Gustavo Petro e Francia Márquez ao oficializarem a candidatura à presidência da Colômbia em março de 2022 - NurPhoto via Getty Images
Gustavo Petro e Francia Márquez ao oficializarem a candidatura à presidência da Colômbia em março de 2022 Imagem: NurPhoto via Getty Images

Juliana Domingos de Lima

De Ecoa, em São Paulo

21/06/2022 13h44

A Colômbia elegeu no domingo (19) uma nova chapa presidencial. O ex-senador e ex-prefeito de Bogotá Gustavo Petro irá comandar o país pelos próximos quatro anos tendo a advogada e ambientalista Francia Márquez como vice. Márquez é também a primeira mulher negra a chegar ao executivo federal.

O programa de governo da dupla propõe uma "economia para a vida", centrada em transformações voltadas ao enfrentamento das mudanças climáticas e da perda de biodiversidade. Entre as propostas, estão a proteção da água, de selvas e bosques, a transição para fontes de energia renováveis e para uma economia circular rumo ao lixo zero.

Em seu primeiro discurso após ser eleito, Petro atribuiu o resultado do pleito ao voto da juventude e das mulheres colombianas e falou sobre como pretende governar, mencionando ser preciso "produzir respeitando a natureza, que significa justiça ambiental".

"Agora que falamos de natureza, vou fazer um parênteses para falar ao mundo: queremos que a Colômbia — e será a prioridade da política diplomática — se coloque à frente da luta contra as mudanças climáticas no mundo", complementou.

Presidente e vice têm compromisso com o meio ambiente

Economista de formação, Petro se aproximou da pauta ambiental nos anos 1990, quando ocupou um cargo na embaixada da Colômbia na Bélgica. Lá teve a chance de se especializar em meio ambiente e desenvolvimento populacional na Universidade Católica de Louvain. A questão ambiental se tornou, então, ao lado da justiça social, sua maior preocupação.

Já o ambientalismo da vice Francia Márquez está enraizado no território colombiano: começou aos 13 anos lutando com sua comunidade para proteger um rio da região de La Toma e liderou em 2014 um movimento de mulheres contra a mineração ilegal. Seu ativismo lhe rendeu prêmios nacionais e internacionais, incluindo o Goldman, o "Nobel do Meio Ambiente", mas também ameaças de morte que a obrigaram a sair da região onde nasceu.

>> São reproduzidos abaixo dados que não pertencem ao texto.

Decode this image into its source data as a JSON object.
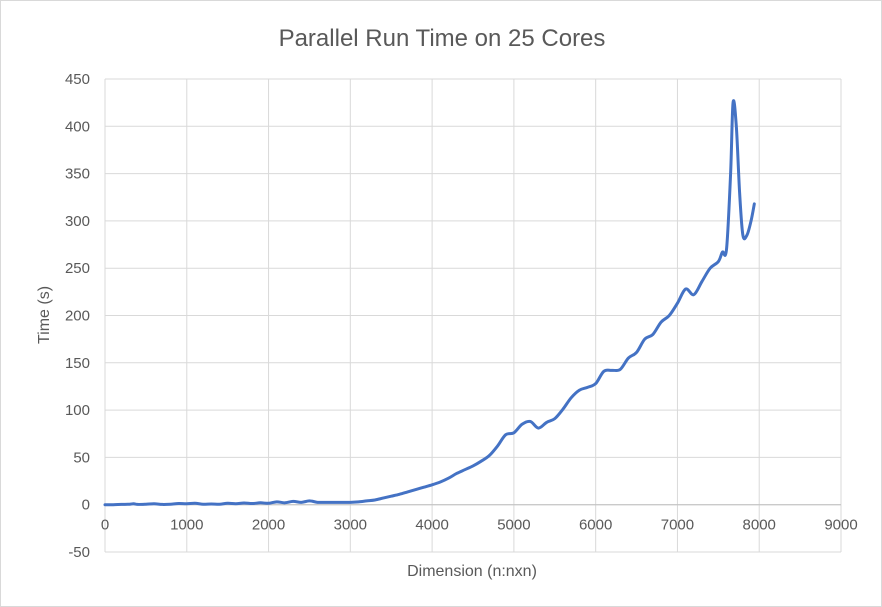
{
  "chart_data": {
    "type": "line",
    "title": "Parallel Run Time on 25 Cores",
    "xlabel": "Dimension (n:nxn)",
    "ylabel": "Time (s)",
    "xlim": [
      0,
      9000
    ],
    "ylim": [
      -50,
      450
    ],
    "xticks": [
      0,
      1000,
      2000,
      3000,
      4000,
      5000,
      6000,
      7000,
      8000,
      9000
    ],
    "yticks": [
      -50,
      0,
      50,
      100,
      150,
      200,
      250,
      300,
      350,
      400,
      450
    ],
    "grid": true,
    "legend": "none",
    "series": [
      {
        "color": "#4472c4",
        "points": [
          [
            0,
            0
          ],
          [
            100,
            0
          ],
          [
            200,
            0.3
          ],
          [
            300,
            0.5
          ],
          [
            350,
            1
          ],
          [
            400,
            0.3
          ],
          [
            500,
            0.5
          ],
          [
            600,
            1
          ],
          [
            700,
            0.3
          ],
          [
            800,
            0.5
          ],
          [
            900,
            1.2
          ],
          [
            1000,
            1
          ],
          [
            1100,
            1.5
          ],
          [
            1200,
            0.5
          ],
          [
            1300,
            0.8
          ],
          [
            1400,
            0.5
          ],
          [
            1500,
            1.5
          ],
          [
            1600,
            1
          ],
          [
            1700,
            1.8
          ],
          [
            1800,
            1.2
          ],
          [
            1900,
            2
          ],
          [
            2000,
            1.5
          ],
          [
            2100,
            3
          ],
          [
            2200,
            2
          ],
          [
            2300,
            3.5
          ],
          [
            2400,
            2.5
          ],
          [
            2500,
            4
          ],
          [
            2600,
            2.5
          ],
          [
            2700,
            2.5
          ],
          [
            2800,
            2.5
          ],
          [
            2900,
            2.5
          ],
          [
            3000,
            2.5
          ],
          [
            3100,
            3
          ],
          [
            3200,
            4
          ],
          [
            3300,
            5
          ],
          [
            3400,
            7
          ],
          [
            3500,
            9
          ],
          [
            3600,
            11
          ],
          [
            3700,
            13.5
          ],
          [
            3800,
            16
          ],
          [
            3900,
            18.5
          ],
          [
            4000,
            21
          ],
          [
            4100,
            24
          ],
          [
            4200,
            28
          ],
          [
            4300,
            33
          ],
          [
            4400,
            37
          ],
          [
            4500,
            41
          ],
          [
            4600,
            46
          ],
          [
            4700,
            52
          ],
          [
            4800,
            62
          ],
          [
            4900,
            74
          ],
          [
            5000,
            76
          ],
          [
            5100,
            85
          ],
          [
            5200,
            88
          ],
          [
            5300,
            81
          ],
          [
            5400,
            87
          ],
          [
            5500,
            91
          ],
          [
            5600,
            101
          ],
          [
            5700,
            113
          ],
          [
            5800,
            121
          ],
          [
            5900,
            124
          ],
          [
            6000,
            128
          ],
          [
            6100,
            141
          ],
          [
            6200,
            142
          ],
          [
            6300,
            143
          ],
          [
            6400,
            155
          ],
          [
            6500,
            161
          ],
          [
            6600,
            175
          ],
          [
            6700,
            180
          ],
          [
            6800,
            193
          ],
          [
            6900,
            200
          ],
          [
            7000,
            213
          ],
          [
            7100,
            228
          ],
          [
            7200,
            222
          ],
          [
            7300,
            236
          ],
          [
            7400,
            250
          ],
          [
            7500,
            257
          ],
          [
            7550,
            267
          ],
          [
            7600,
            270
          ],
          [
            7650,
            350
          ],
          [
            7680,
            425
          ],
          [
            7720,
            400
          ],
          [
            7760,
            330
          ],
          [
            7800,
            285
          ],
          [
            7850,
            285
          ],
          [
            7900,
            300
          ],
          [
            7940,
            318
          ]
        ]
      }
    ]
  }
}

A Colômbia é o país mais perigoso para ativistas ambientais no mundo. Segundo a organização inglesa Global Witness, 65 ativistas foram mortos no país em 2021.

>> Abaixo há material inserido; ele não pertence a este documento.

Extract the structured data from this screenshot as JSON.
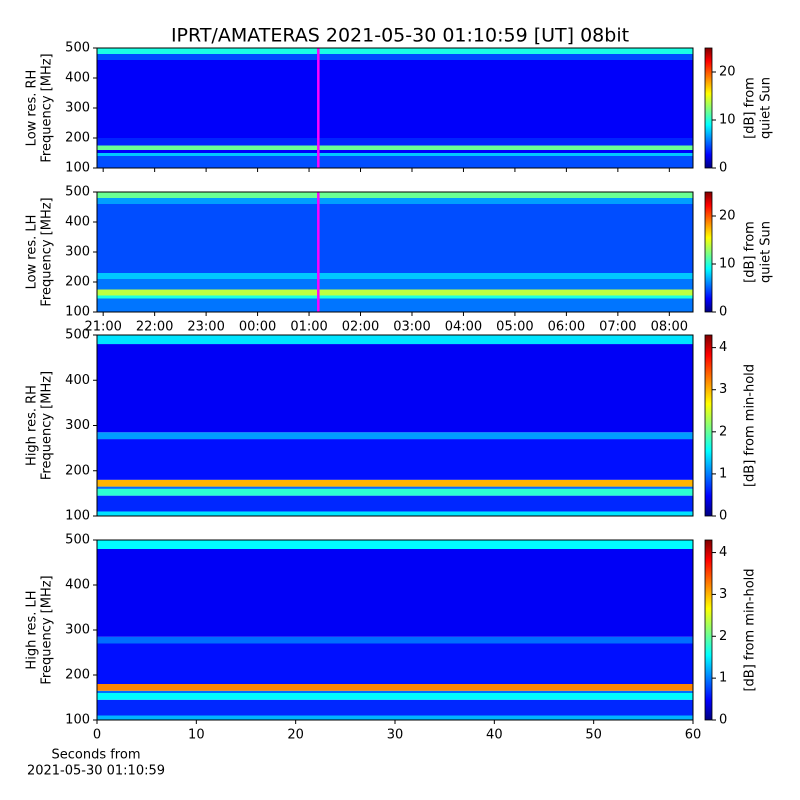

Transição energética como saída

A Ecoa, o ex-ministro do meio ambiente do Peru entre 2011 e 2016 Manuel Pulgar Vidal lembrou que a Colômbia vinha liderando a agenda climática na América Latina na última década junto a países como Chile e Costa Rica.

"Com o presidente Santos, a Colômbia teve uma agenda ambiciosa de conservação de áreas protegidas terrestres e marinhas, e com Duque aumentaram sua NDC [Contribuição Nacionalmente Determinada, compromisso voluntário dos países signatários do Acordo de Paris] para 52%, uma das maiores da América do Sul. Na COP 26, Duque foi muito ativo e apresentou o Plano da Colômbia para zerar emissões líquidas de carbono até 2050. O país é ainda um dos líderes da América Latina na incorporação de veículos elétricos", disse Vidal.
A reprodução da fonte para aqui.